With COVID-19 restrictions lifted in Toronto, St. Patrick’s Day is once again a time for merrymaking, after two years of significantly scaled-down celebrations.
For bars and pubs, St. Patrick’s Day represents a turning point.
Karl Rukavina, assistant manager at Allen’s on the Danforth, said that while St. Patrick’s Day, March 17, was the busy day, he is expecting to see large crowds the entire weekend.
Like many other businesses, Allen’s was hit hard during the pandemic, with lockdowns which limited or banned indoor dining.
“We can welcome people back after two years when we were not able to celebrate,” Rukavina said. “In 2021, we were open for takeout and people were doing St. Patrick’s Day on Uber Eats, so that was super strange.”
“We think of ourselves as a hub for the Irish community to eat … to drink Guinness and to just have a good time,” he said.
On Friday, Allen’s was seeing a lunch rush, with families eating and enjoying the festivities.
On St. Patrick’s day, McSorley’s bar on Bayview Avenue was filled with people eating, drinking and celebrating.
Other bars, like P.J. O’Brien Irish Pub and Grace O’Malley’s Irish Pub were also packed Thursday, according to an article from the Toronto Star.
‘It’s been a struggle’
For the last couple of St. Patrick’s Days, pubs and restaurants had to improvise and change how they celebrated.
“It’s been a struggle, supply issues and staffing issues, but we have a live band tonight and we’re able to get a lot of the beer we were not able to get before,” Stacey Northrup, manager at Original’s Ale House on Bayview Avenue, said. “I’m starting to see a turnaround with full capacity … every Thursday we have open jam and every Saturday we have a band,” Northrup said.
For those who celebrate St. Patrick’s Day, this year offers a welcome change of pace.
“I went to a friend’s backyard last year and the year before, I didn’t do anything. I usually do something every year, so I’m excited to get back to a bit of normal,” said Jeff Lerner, who was wearing a large green top hat and on his way to meet a friend.
He said he has celebrated St. Patrick’s Day for the past 20 years.
Return of the St. Patrick’s Day Parade
The St. Patrick’s Day Parade is back on this year after being cancelled in 2020 and 2021 due to COVID-19.
The parade happens March 20 this year and, as always, invites people of all backgrounds to attend, Irish or not.

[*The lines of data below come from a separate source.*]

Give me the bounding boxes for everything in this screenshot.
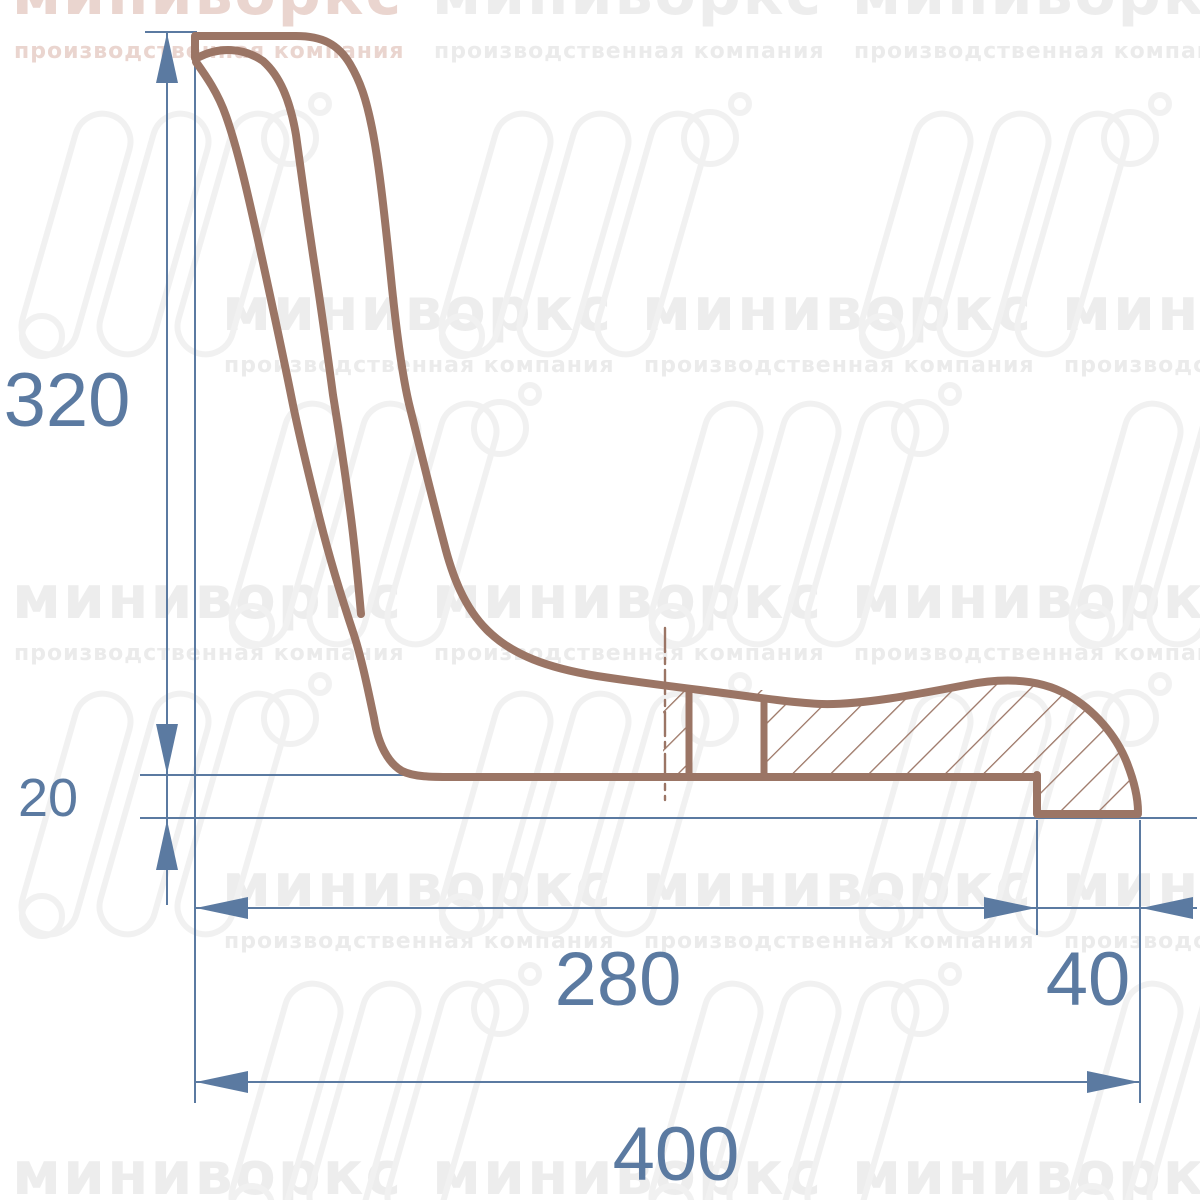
dim-label-seat-length: 280 [555, 937, 682, 1022]
watermark-subtitle-text: производственная компания [1064, 929, 1200, 954]
watermark-brand-text: миниворкс [222, 851, 613, 921]
dim-label-foot-width: 40 [1046, 937, 1131, 1022]
seat-front-back-line [192, 58, 1041, 781]
watermark-brand-text: миниворкс [12, 1139, 403, 1200]
arrow-right-icon [984, 897, 1036, 919]
watermark-brand-text: миниворкс [222, 275, 613, 345]
dimension-arrowheads [156, 33, 1193, 1093]
dim-label-total-depth: 400 [613, 1112, 740, 1197]
arrow-left-icon [1141, 897, 1193, 919]
watermark-brand-text: миниворкс [852, 0, 1200, 29]
watermark-brand-text: миниворкс [432, 563, 823, 633]
seat-inner-back-line [193, 46, 365, 618]
arrow-right-icon [1087, 1071, 1139, 1093]
watermark-subtitle-text: производственная компания [854, 39, 1200, 64]
arrow-down-icon [156, 724, 178, 774]
watermark-layer: миниворкс миниворкс миниворкс производст… [12, 0, 1200, 1200]
watermark-brand-text: миниворкс [1062, 275, 1200, 345]
watermark-brand-text: миниворкс [12, 0, 403, 29]
arrow-left-icon [196, 1071, 248, 1093]
watermark-subtitle-text: производственная компания [1064, 353, 1200, 378]
arrow-left-icon [196, 897, 248, 919]
dim-label-base-thickness: 20 [18, 768, 78, 828]
arrow-up-icon [156, 820, 178, 870]
watermark-brand-text: миниворкс [642, 275, 1033, 345]
dim-label-back-height: 320 [4, 358, 131, 443]
seat-outer-contour-line [191, 32, 1142, 816]
watermark-subtitle-text: производственная компания [644, 353, 1035, 378]
watermark-subtitle-text: производственная компания [854, 641, 1200, 666]
watermark-brand-text: миниворкс [432, 1139, 823, 1200]
watermark-brand-text: миниворкс [642, 851, 1033, 921]
seat-profile-layer [191, 32, 1142, 818]
watermark-brand-text: миниворкс [432, 0, 823, 29]
seat-foot-outline [1033, 771, 1142, 818]
arrow-up-icon [156, 33, 178, 83]
watermark-subtitle-text: производственная компания [434, 39, 825, 64]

According to the parade’s website, it is expected to last an hour and a half and will begin at St. George and Bloor streets, ending at Nathan Phillips Square.
Mayor John Tory has encouraged people go out this weekend to their local bars and restaurants, calling March 20 “St. Patrick’s Day 2,” honouring a promise he made in 2020 when people were unable to celebrate as they normally did.
St. Patrick’s Day commemorates Saint Patrick and the spread of Christanity in Ireland, but also Irish culture and heritage. St. Patrick’s Day is a public holiday in Ireland and is also celebrated in countries that have a significant Irish population.